Миргасим всё ещё дрожал мелкой дрожью. Было так тихо, что он явственно услыхал, как потрескивает в лампе фитиль.
Председатель Рустям бережно сложил письмо, спрятал в конверт.
— Это письмо мы сохраним навечно в несгораемом шкафу, — сказал он. — Пусть и внуки и правнуки знают — жил в нашем колхозе доблестный человек и будет в нашей памяти всегда жить. Он жил для живых и жизнь свою отдал для того, чтобы мы жили. И жить нам следует так, чтобы он порадовался, если бы мог видеть нас.
Председатель помолчал. Потом поднял голову, сказал:
— В память о Насыре Алтын-баше, о Насыре Золотой Голове я даю на постройку самолёта все свои сбережения.
Он вынул из кармана гимнастёрки самописку, обозначил на листе бумаги цифру — сколько денег вносит.
— Мы тоже подпишемся! — послышались голоса.
Люди потянулись к скамье, где стояла лампа и где в её свете ярко белел подписной лист.
— Всей деревней сложимся.
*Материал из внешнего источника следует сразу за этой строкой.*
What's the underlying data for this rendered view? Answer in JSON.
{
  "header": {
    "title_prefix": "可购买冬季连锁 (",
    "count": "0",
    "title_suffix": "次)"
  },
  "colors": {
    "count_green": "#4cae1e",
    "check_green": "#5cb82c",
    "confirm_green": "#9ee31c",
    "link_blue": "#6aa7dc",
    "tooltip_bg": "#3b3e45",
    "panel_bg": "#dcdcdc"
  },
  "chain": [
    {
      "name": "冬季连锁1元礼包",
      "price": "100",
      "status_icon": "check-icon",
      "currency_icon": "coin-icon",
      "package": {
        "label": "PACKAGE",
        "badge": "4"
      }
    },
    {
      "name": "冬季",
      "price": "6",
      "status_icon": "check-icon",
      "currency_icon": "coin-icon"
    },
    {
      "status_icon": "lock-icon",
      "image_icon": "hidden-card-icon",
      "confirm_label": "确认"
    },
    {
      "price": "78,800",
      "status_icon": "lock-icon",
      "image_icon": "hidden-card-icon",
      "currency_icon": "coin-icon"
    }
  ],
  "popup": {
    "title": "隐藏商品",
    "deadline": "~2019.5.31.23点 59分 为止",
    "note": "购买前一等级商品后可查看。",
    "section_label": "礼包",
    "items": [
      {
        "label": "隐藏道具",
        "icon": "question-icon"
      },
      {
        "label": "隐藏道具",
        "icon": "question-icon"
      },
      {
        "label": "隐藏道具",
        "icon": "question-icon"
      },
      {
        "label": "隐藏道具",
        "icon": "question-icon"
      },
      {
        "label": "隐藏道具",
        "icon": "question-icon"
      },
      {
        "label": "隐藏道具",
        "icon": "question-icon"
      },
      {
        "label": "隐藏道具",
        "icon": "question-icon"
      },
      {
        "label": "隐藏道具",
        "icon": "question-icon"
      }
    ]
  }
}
Пошлём, пошлём на фронт в память о Насыре свой собственный самолёт. Обязательно пошлём.
— Ай-вай-вай! — вдруг раздался не то стон, не то плач, и откуда-то из тьмы выполз на крыльцо Саран-абзей.
— А за репу мою, репу белую, сладкую, что гуси потравили, кто мне заплатит?
Люди шарахнулись от него. Он стоял один на свету, длинный, чёрный, в бархатной шапке, словно гусеница.
5
Бламы́к — болтушка из муки.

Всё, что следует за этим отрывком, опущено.